Detection and Quantification of ctDNA for Longitudinal Monitoring of Treatment in Non-Small Cell Lung Cancer Patients Using a Universal Mutant Detection Assay by Denaturing Capillary Electrophoresis

Abstract

Background: Observation of anticancer therapy effect by monitoring of minimal residual disease (MRD) is becoming an important tool in management of non-small cell lung cancer (NSCLC). The approach is based on periodic detection and quantification of tumor-specific somatic DNA mutation in circulating tumor DNA (ctDNA) extracted from patient plasma. For such repetitive testing, complex liquid-biopsy techniques relying on ultra-deep NGS sequencing are impractical. There are other, cost-effective, methods for ctDNA analysis, typically based on quantitative PCR or digital PCR, which are applicable for detecting specific individual mutations in hotspots. While such methods are routinely used in NSCLC therapy prediction, however, extension to cover broader spectrum of mutations (e.g., in tumor suppressor genes) is required for universal longitudinal MRD monitoring. Methods: For a set of tissue samples from 81 NSCLC patients we have applied a denaturing capillary electrophoresis (DCE) for initial detection of somatic mutations within 8 predesigned PCR amplicons covering oncogenes and tumor suppressor genes. Mutation-negative samples were then subjected to a large panel NGS sequencing. For each patient mutation found in tissue was then traced over time in ctDNA by DCE. Results: In total we have detected a somatic mutation in tissue of 63 patients. For those we have then prospectively analyzed ctDNA from collected plasma samples over a period of up to 2 years. The dynamics of ctDNA during the initial chemotherapy therapy cycles as well as in the long-term follow-up matched the clinically observed response. Conclusion: Detection and quantification of tumor-specific mutations in ctDNA represents a viable complement to MRD monitoring during therapy of NSCLC patients. The presented approach relying on initial tissue mutation detection by DCE combined with NGS and a subsequent ctDNA mutation testing by DCE only represents a cost-effective approach for its routine implementation.

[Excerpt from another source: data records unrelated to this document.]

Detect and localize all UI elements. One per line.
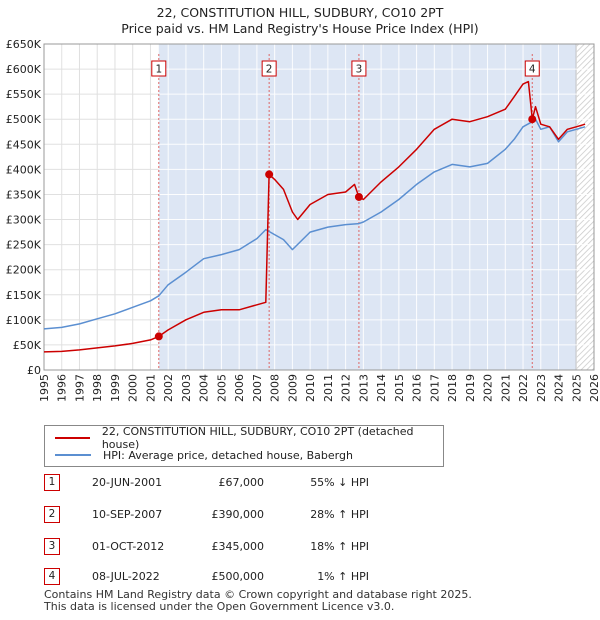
sale-price: £390,000: [211, 508, 265, 521]
y-tick-label: £0: [27, 364, 41, 377]
x-tick-label: 2016: [411, 374, 424, 402]
sale-date: 01-OCT-2012: [92, 540, 165, 553]
x-tick-label: 2011: [322, 374, 335, 402]
sale-label-box: [524, 60, 540, 77]
legend-label-hpi: HPI: Average price, detached house, Babe…: [103, 448, 353, 462]
table-row: 3 01-OCT-2012 £345,000 18% ↑ HPI: [44, 536, 424, 556]
sale-label-text: 4: [529, 64, 536, 76]
x-tick-label: 2013: [357, 374, 370, 402]
x-tick-label: 1995: [38, 374, 51, 402]
sale-number-badge: 1: [44, 474, 60, 491]
legend-item-hpi: HPI: Average price, detached house, Babe…: [55, 448, 353, 462]
y-tick-label: £400K: [6, 163, 42, 176]
x-tick-label: 2022: [517, 374, 530, 402]
legend-label-price: 22, CONSTITUTION HILL, SUDBURY, CO10 2PT…: [101, 425, 414, 451]
sale-price: £67,000: [218, 476, 265, 489]
y-tick-label: £200K: [6, 264, 42, 277]
sale-price: £500,000: [211, 570, 265, 583]
x-tick-label: 2008: [269, 374, 282, 402]
sale-date: 08-JUL-2022: [92, 570, 160, 583]
x-tick-label: 2002: [162, 374, 175, 402]
x-tick-label: 2018: [446, 374, 459, 402]
chart-title: 22, CONSTITUTION HILL, SUDBURY, CO10 2PT: [156, 5, 444, 20]
x-tick-label: 2014: [375, 374, 388, 402]
x-tick-label: 2015: [393, 374, 406, 402]
sale-price: £345,000: [211, 540, 265, 553]
sale-hpi-diff: 1% ↑ HPI: [317, 570, 369, 583]
x-tick-label: 1996: [56, 374, 69, 402]
x-tick-label: 2023: [535, 374, 548, 402]
footer-line-1: Contains HM Land Registry data © Crown c…: [44, 588, 472, 601]
y-tick-label: £600K: [6, 63, 42, 76]
sale-label-box: [351, 60, 367, 77]
footer-line-2: This data is licensed under the Open Gov…: [44, 600, 395, 613]
table-row: 4 08-JUL-2022 £500,000 1% ↑ HPI: [44, 566, 424, 586]
x-tick-label: 2009: [286, 374, 299, 402]
sale-number-badge: 2: [44, 506, 60, 523]
sale-label-text: 1: [155, 64, 162, 76]
x-tick-label: 2004: [198, 374, 211, 402]
sale-label-box: [151, 60, 167, 77]
sale-point: [154, 332, 163, 341]
legend-swatch-price: [55, 437, 90, 439]
x-tick-label: 2017: [428, 374, 441, 402]
x-tick-label: 2025: [570, 374, 583, 402]
chart-subtitle: Price paid vs. HM Land Registry's House …: [121, 21, 479, 36]
x-tick-label: 1997: [73, 374, 86, 402]
sale-point: [354, 192, 363, 201]
y-tick-label: £300K: [6, 214, 42, 227]
y-tick-label: £450K: [6, 138, 42, 151]
sale-label-text: 2: [266, 64, 273, 76]
y-tick-label: £100K: [6, 314, 42, 327]
x-tick-label: 2024: [553, 374, 566, 402]
legend-item-price: 22, CONSTITUTION HILL, SUDBURY, CO10 2PT…: [55, 425, 443, 451]
y-tick-label: £250K: [6, 239, 42, 252]
sale-date: 10-SEP-2007: [92, 508, 163, 521]
y-tick-label: £350K: [6, 188, 42, 201]
y-tick-label: £500K: [6, 113, 42, 126]
x-tick-label: 2006: [233, 374, 246, 402]
y-tick-label: £650K: [6, 38, 42, 51]
sale-date: 20-JUN-2001: [92, 476, 163, 489]
sale-number-badge: 4: [44, 568, 60, 585]
table-row: 2 10-SEP-2007 £390,000 28% ↑ HPI: [44, 504, 424, 524]
x-tick-label: 2001: [144, 374, 157, 402]
sale-hpi-diff: 28% ↑ HPI: [310, 508, 369, 521]
legend-swatch-hpi: [55, 454, 91, 456]
sale-label-text: 3: [356, 64, 363, 76]
hatched-future-region: [576, 44, 594, 370]
x-tick-label: 2019: [464, 374, 477, 402]
y-tick-label: £150K: [6, 289, 42, 302]
sale-point: [528, 115, 537, 124]
footer-attribution: Contains HM Land Registry data © Crown c…: [44, 589, 472, 613]
y-tick-label: £50K: [13, 339, 42, 352]
x-tick-label: 2005: [215, 374, 228, 402]
y-tick-label: £550K: [6, 88, 42, 101]
x-tick-label: 2010: [304, 374, 317, 402]
x-tick-label: 2026: [588, 374, 600, 402]
x-tick-label: 2000: [127, 374, 140, 402]
sale-point: [265, 170, 274, 179]
sale-hpi-diff: 55% ↓ HPI: [310, 476, 369, 489]
price-chart: 1 2 3 4 £0 £50K £100K £150K £200K £250K £300K £350K…: [6, 38, 600, 402]
chart-legend: 22, CONSTITUTION HILL, SUDBURY, CO10 2PT…: [44, 425, 444, 467]
x-tick-label: 1998: [91, 374, 104, 402]
x-tick-label: 1999: [109, 374, 122, 402]
table-row: 1 20-JUN-2001 £67,000 55% ↓ HPI: [44, 472, 424, 492]
sale-label-box: [261, 60, 277, 77]
plot-frame: [43, 43, 595, 371]
x-tick-label: 2007: [251, 374, 264, 402]
x-tick-label: 2012: [340, 374, 353, 402]
x-tick-label: 2020: [482, 374, 495, 402]
sale-hpi-diff: 18% ↑ HPI: [310, 540, 369, 553]
sale-number-badge: 3: [44, 538, 60, 555]
x-tick-label: 2021: [499, 374, 512, 402]
shaded-ownership-span: [158, 44, 577, 370]
x-tick-label: 2003: [180, 374, 193, 402]
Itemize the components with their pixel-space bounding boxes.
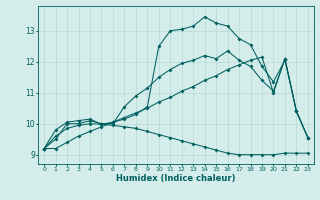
X-axis label: Humidex (Indice chaleur): Humidex (Indice chaleur): [116, 174, 236, 183]
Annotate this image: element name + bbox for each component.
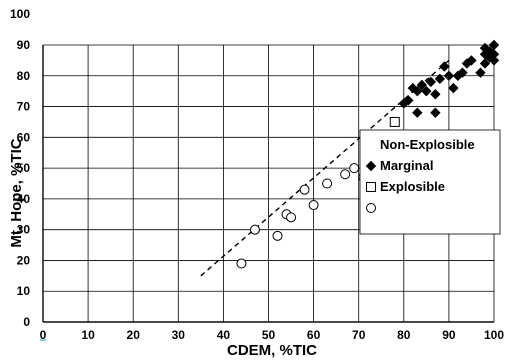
data-point [439,61,450,72]
legend-label: Explosible [380,179,445,194]
x-tick-label: 0 [40,328,47,342]
y-tick-label: 70 [17,100,31,114]
data-point [299,184,310,195]
y-tick-label: 80 [17,69,31,83]
data-point [448,82,459,94]
data-point [425,76,437,88]
data-point [457,67,468,78]
data-point [308,200,319,211]
legend-label: Marginal [380,158,433,173]
data-point [434,73,446,85]
data-point [416,79,428,91]
x-tick-label: 80 [397,328,411,342]
data-point [421,85,432,97]
x-tick-label: 70 [352,328,366,342]
tick-labels: 0 10 20 30 40 50 60 70 80 90 100 0 10 20 30 40 50 60 70 80 9… [10,7,504,342]
data-point [412,107,423,118]
data-point [349,163,360,174]
data-point [322,178,333,189]
x-tick-label: 60 [307,328,321,342]
y-tick-label: 90 [17,38,31,52]
data-point [479,58,491,69]
data-point [488,39,500,51]
y-axis-title: Mt. Hope, %TIC [8,138,25,247]
y-tick-label: 100 [10,7,30,21]
data-point [389,116,400,127]
legend: Non-Explosible Marginal Explosible [359,129,501,235]
legend-marker [366,203,376,213]
data-point [236,258,247,269]
data-point [286,212,297,223]
x-tick-label: 40 [217,328,231,342]
data-point [488,55,500,66]
data-point [475,67,486,78]
data-point [466,55,477,66]
y-tick-label: 0 [23,315,30,329]
data-point [249,224,260,235]
data-point [340,169,351,180]
legend-marker [365,160,377,172]
data-point [430,89,441,100]
data-point [461,58,473,69]
x-tick-label: 30 [172,328,186,342]
y-tick-label: 40 [17,192,31,206]
y-tick-label: 60 [17,130,31,144]
legend-label: Non-Explosible [380,137,475,152]
x-tick-label: 90 [442,328,456,342]
data-point [412,85,423,97]
axes [40,45,494,341]
x-tick-label: 100 [484,328,504,342]
y-tick-label: 50 [17,161,31,175]
data-markers [236,39,500,269]
x-tick-label: 20 [127,328,141,342]
x-tick-label: 50 [262,328,276,342]
y-tick-label: 20 [17,253,31,267]
y-tick-label: 10 [17,284,31,298]
data-point [430,107,441,118]
x-tick-label: 10 [81,328,95,342]
data-point [443,70,455,81]
data-point [272,230,283,241]
data-point [488,49,500,60]
legend-marker [366,182,376,192]
legend-box [359,129,501,235]
y-tick-label: 30 [17,223,31,237]
data-point [403,95,414,106]
x-axis-title: CDEM, %TIC [227,342,317,359]
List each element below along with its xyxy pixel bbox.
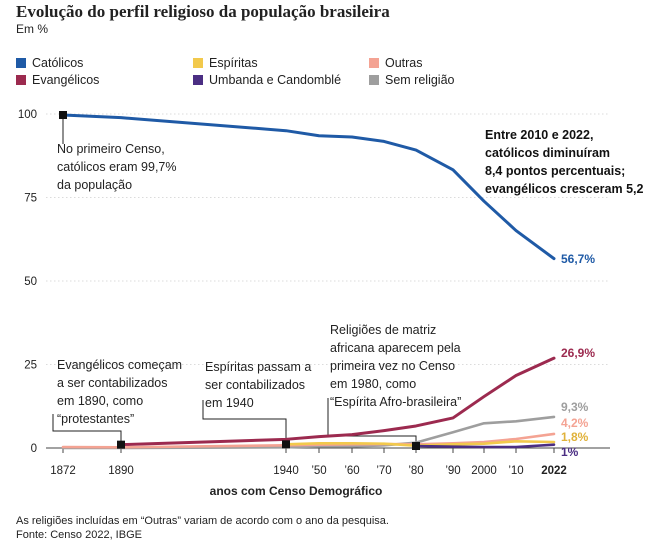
x-tick-label: 1890: [108, 465, 134, 477]
legend-item-sem-religiao: Sem religião: [369, 73, 454, 87]
legend-swatch: [16, 58, 26, 68]
legend-item-catolicos: Católicos: [16, 56, 83, 70]
end-label-catolicos: 56,7%: [561, 252, 595, 266]
legend-item-umbanda: Umbanda e Candomblé: [193, 73, 341, 87]
y-tick-label: 75: [24, 193, 37, 205]
series-line-1: [119, 356, 556, 447]
connector-matriz-africana: [327, 398, 417, 446]
legend-swatch: [16, 75, 26, 85]
y-axis: 0 25 50 75 100: [18, 109, 37, 455]
annotation-catholic-start: No primeiro Censo, católicos eram 99,7% …: [57, 142, 180, 192]
legend-item-espiritas: Espíritas: [193, 56, 258, 70]
markers: [59, 111, 420, 450]
annotation-evangelicos: Evangélicos começam a ser contabilizados…: [57, 358, 186, 426]
x-tick-label: ’10: [508, 465, 523, 477]
legend-swatch: [193, 75, 203, 85]
legend-item-evangelicos: Evangélicos: [16, 73, 99, 87]
annotation-connectors: [52, 115, 417, 446]
annotation-marker: [282, 440, 290, 449]
end-label-evangelicos: 26,9%: [561, 346, 595, 360]
legend-item-outras: Outras: [369, 56, 423, 70]
series-line-5: [414, 443, 556, 449]
end-label-espiritas: 1,8%: [561, 430, 589, 444]
end-label-outras: 4,2%: [561, 416, 589, 430]
x-tick-label: ’50: [311, 465, 326, 477]
legend-swatch: [369, 75, 379, 85]
connector-espiritas: [202, 400, 287, 445]
x-tick-label: 1940: [273, 465, 299, 477]
x-axis: 1872 1890 1940 ’50 ’60 ’70 ’80 ’90 2000 ’10 2022: [50, 448, 567, 477]
y-tick-label: 50: [24, 276, 37, 288]
connector-evangelicos: [52, 414, 122, 445]
chart-title: Evolução do perfil religioso da populaçã…: [16, 2, 390, 21]
x-tick-label: ’60: [344, 465, 359, 477]
annotation-matriz-africana: Religiões de matriz africana aparecem pe…: [330, 323, 464, 409]
annotation-marker: [117, 440, 125, 449]
series-line-0: [61, 113, 556, 261]
footnote-note: As religiões incluídas em “Outras” varia…: [16, 515, 389, 527]
series-line-2: [61, 415, 556, 450]
series-lines: [61, 113, 556, 450]
x-tick-label: ’80: [408, 465, 423, 477]
end-label-sem-religiao: 9,3%: [561, 400, 589, 414]
annotation-espiritas: Espíritas passam a ser contabilizados em…: [205, 360, 315, 410]
x-tick-label: 1872: [50, 465, 76, 477]
y-tick-label: 25: [24, 360, 37, 372]
x-tick-label: ’70: [376, 465, 391, 477]
y-tick-label: 100: [18, 109, 37, 121]
end-label-umbanda: 1%: [561, 445, 579, 459]
annotation-marker: [59, 111, 67, 120]
footnote-source: Fonte: Censo 2022, IBGE: [16, 529, 142, 541]
y-tick-label: 0: [31, 443, 37, 455]
x-tick-label: 2022: [541, 465, 567, 477]
annotation-summary: Entre 2010 e 2022, católicos diminuíram …: [485, 128, 643, 196]
x-tick-label: 2000: [471, 465, 497, 477]
x-axis-label: anos com Censo Demográfico: [210, 484, 383, 498]
legend-swatch: [193, 58, 203, 68]
annotation-marker: [412, 441, 420, 450]
legend-swatch: [369, 58, 379, 68]
unit-label: Em %: [16, 22, 49, 36]
footnote: As religiões incluídas em “Outras” varia…: [16, 514, 389, 542]
x-tick-label: ’90: [445, 465, 460, 477]
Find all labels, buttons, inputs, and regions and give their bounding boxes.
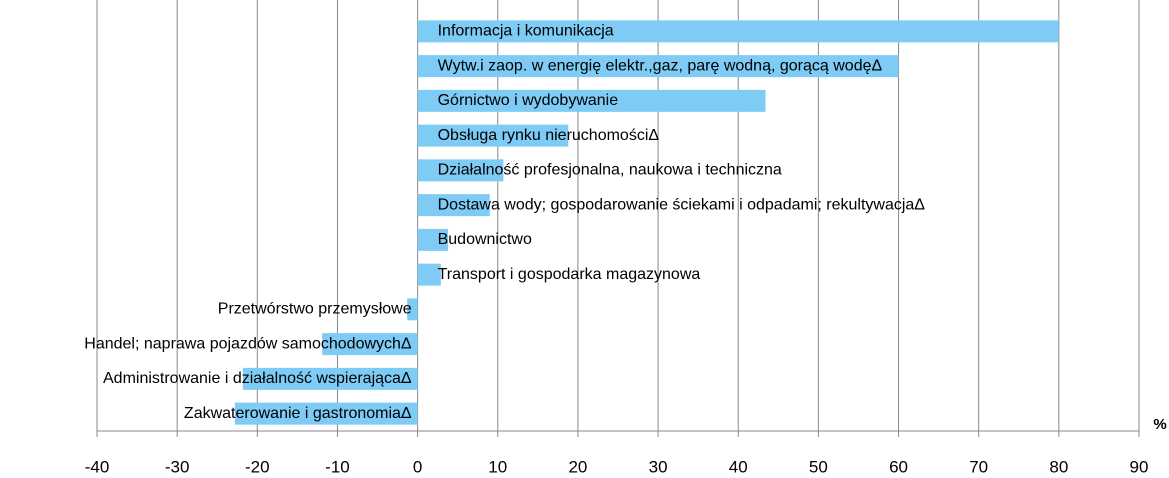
- x-tick-label: 80: [1049, 457, 1068, 476]
- bar: [417, 20, 1059, 43]
- category-label: Wytw.i zaop. w energię elektr.,gaz, parę…: [438, 57, 883, 74]
- x-tick-label: 10: [488, 457, 507, 476]
- bar: [417, 55, 899, 78]
- bar: [417, 194, 490, 217]
- bar: [322, 333, 418, 356]
- category-label: Zakwaterowanie i gastronomiaΔ: [184, 405, 412, 422]
- category-label: Administrowanie i działalność wspierając…: [103, 370, 412, 387]
- category-label: Górnictwo i wydobywanie: [438, 92, 619, 109]
- x-tick-label: -10: [325, 457, 350, 476]
- bar: [417, 159, 504, 182]
- x-tick-label: 30: [649, 457, 668, 476]
- bar: [234, 402, 418, 425]
- bar: [417, 228, 449, 251]
- x-tick-label: -30: [165, 457, 190, 476]
- x-tick-label: 0: [413, 457, 422, 476]
- bar: [407, 298, 418, 321]
- category-label: Transport i gospodarka magazynowa: [438, 266, 701, 283]
- x-tick-label: 90: [1130, 457, 1149, 476]
- bar: [242, 367, 418, 390]
- category-label: Działalność profesjonalna, naukowa i tec…: [438, 162, 782, 179]
- bar: [417, 89, 766, 112]
- category-label: Obsługa rynku nieruchomościΔ: [438, 127, 660, 144]
- x-tick-label: 60: [889, 457, 908, 476]
- x-tick-label: 40: [729, 457, 748, 476]
- bar: [417, 124, 569, 147]
- x-axis-label: %: [1153, 416, 1166, 433]
- x-tick-label: 50: [809, 457, 828, 476]
- category-label: Dostawa wody; gospodarowanie ściekami i …: [438, 196, 926, 213]
- x-tick-label: -40: [85, 457, 110, 476]
- x-tick-label: 20: [568, 457, 587, 476]
- x-tick-label: 70: [969, 457, 988, 476]
- category-label: Przetwórstwo przemysłowe: [218, 301, 412, 318]
- bar: [417, 263, 441, 286]
- category-label: Budownictwo: [438, 231, 532, 248]
- category-label: Handel; naprawa pojazdów samochodowychΔ: [84, 335, 412, 352]
- x-tick-label: -20: [245, 457, 270, 476]
- category-label: Informacja i komunikacja: [438, 23, 614, 40]
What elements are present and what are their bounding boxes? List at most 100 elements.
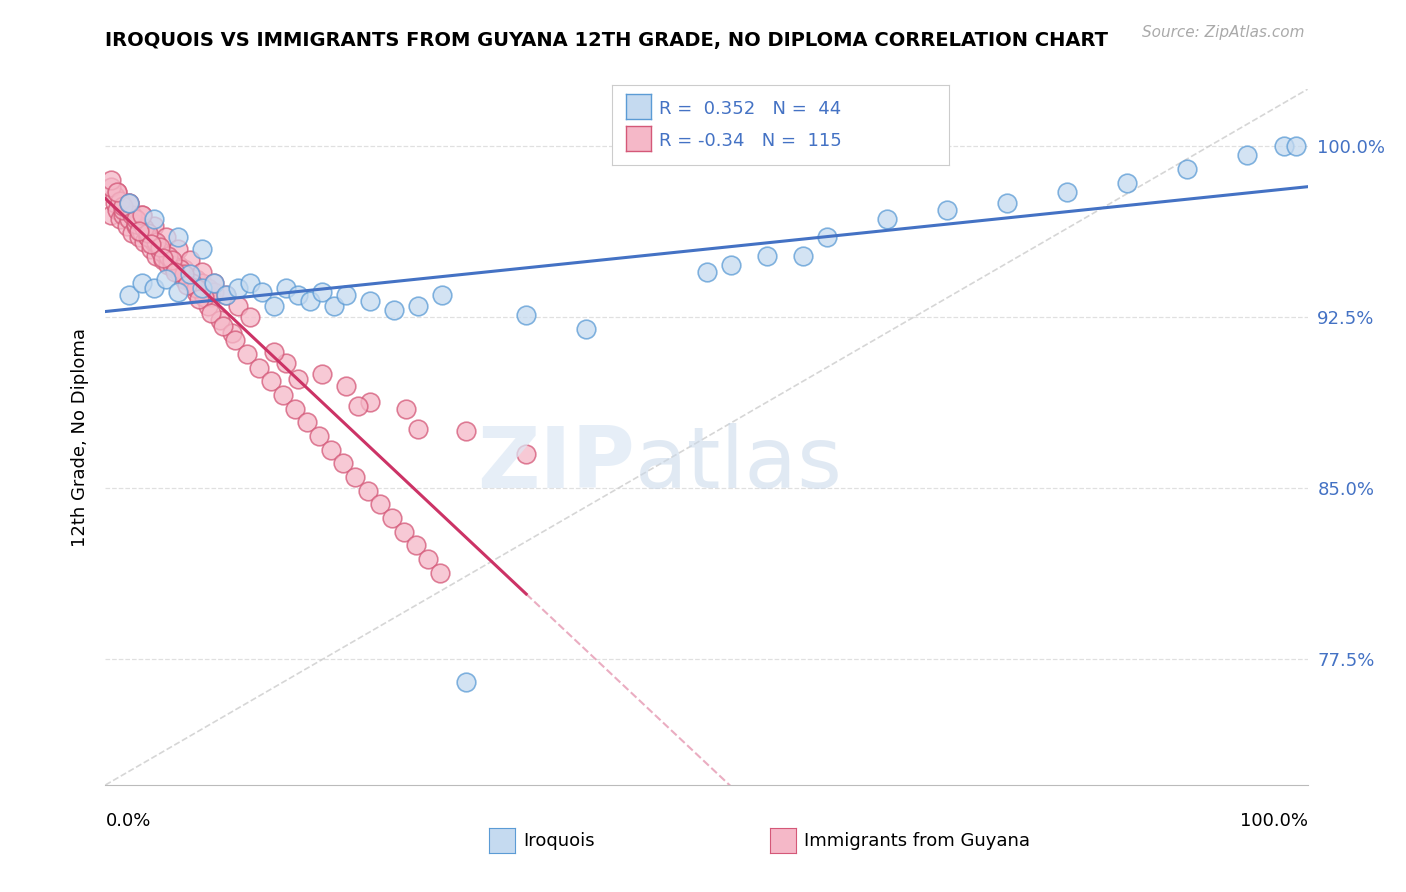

Keywords: KRAS mutations; NSCLC; TP53 mutations; capillary electrophoresis; ctDNA; liquid biopsy; minimal residual disease.

FIGURE 1

Scheme of multi-tier mutation testing in tissue samples prior to ctDNA monitoring in plasma.

FIGURE 2

Distribution of mutations found in tissue of 81 NSCLC patients. Specific primers were designed for the mutations identified by NGS to allow for subsequent ctDNA testing in plasma by the DCE method.

FIGURE 3

Results of DCE mutation analysis for tissue and plasma illustrated for mutations found in tumor-suppressor genes MET (A) and TP53 (B). DCE conditions: Instrument: Applied Biosystems SeqStudio Genetic Analyzer, Injection: 1kV/10 s, Running voltage: 13 kV, Running temperature: 44°C [MET, Panel A], 54°C [TP53, Panel B].

FIGURE 4

Waterfall plot showing the treatment benefit in 28 patients according to relative change in ctDNA levels between the start of the first and the end of the second cycle of first-line chemotherapy. PD—progression (red), SD—stabilization (yellow), PR—partial + CR—complete response (green).

FIGURE 5

DCE longitudinal MRD monitoring for advanced NSCLC patients undergoing chemotherapy (MAF—% of mutated minor allele fraction). The red arrows denote clinically confirmed disease progression.